昨年、わが国での休業、廃業、解散した会社数は5万社を超えました。現在比較が可能な2013年以降では最悪の企業倒産数です。23年にはコロナ感染に対する補助金がなくなり、仕入れ値や人件費も上昇して経営環境が悪化した一年でした。
コロナ感染が始まった20年も大量の企業倒産がありましたが、その数字を上回る倒産を昨年は記録しています。特に飲食業や宿泊業の倒産件数が多く、続いて建設、小売りと続いています。どの業種も雇用者の多い業種で人手不足は深刻です。
倒産した会社のほぼ半数は赤字経営の慢性化していた会社です。いつ事業を止めてもおかしくない会社ばかり。また黒字経営を続けていた会社であっても、経営者の年齢が70歳を超えている場合の4割は、将来を見据えて昨年中に廃業に踏み切っています。
今後日銀が金利上昇を押し進めますと、休業や廃業はますます増えることが予想されます。赤字企業にとって利払い金は当初少額ですが、時間が経つにつれ前年比でどんどん増えていきます。それなら早めに廃業した方が損失が少なくて済む計算も働いているようです。
近年経営が急に厳しくなった会社の特徴は、これまで堅実経営を売りに続けてきた会社。
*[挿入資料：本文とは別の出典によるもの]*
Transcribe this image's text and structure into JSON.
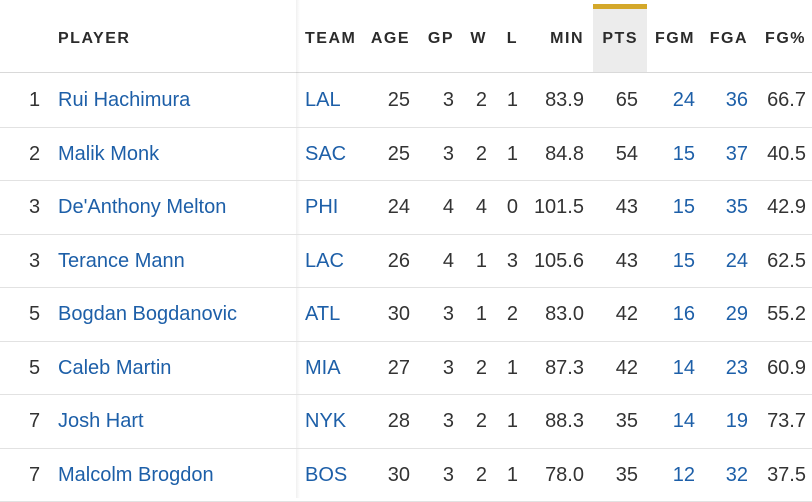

日本に多い「社長と社員が何とか食っていける会社」がインフレ下で行き詰るケースが目立っています。
物価と金利の上昇が始まった日本においては、他社より稼ぐ力のない会社に淘汰が始まっています。2000年以降このぬるま湯会社は日本では最適経営と言われましたが、ひとたび経済の歯車が動きだしますと価格引き上げ能力がないと振り落とされます。
逆に言いますと、この経済の変化に対応できる会社には生きやすい環境といえます。新たな起業も含めて、会社の入れ替わりが始まっていると認識した方がよさそうです。インフレに対応できる能力のある個人や会社にとっては、20年以上に渡って待っていた時代の到来です。
今後日本経済にとって問題となりそうなのが、円安に起因する物価上昇です。円安不況といっていいと思います。わが国は、1985年のプラザ合意以降長い間の円高が問題で、円高不況という言葉が定着していました。1ドル=240円が数年の間に120円まで円高が進みましたからこれは深刻な問題でした。ただ今は問題の本質が変化し、1ドル=150円台の円安が問題になってます。頭を切り替えないと、いつまでも円高を恐れていては大きな失敗の原因になります。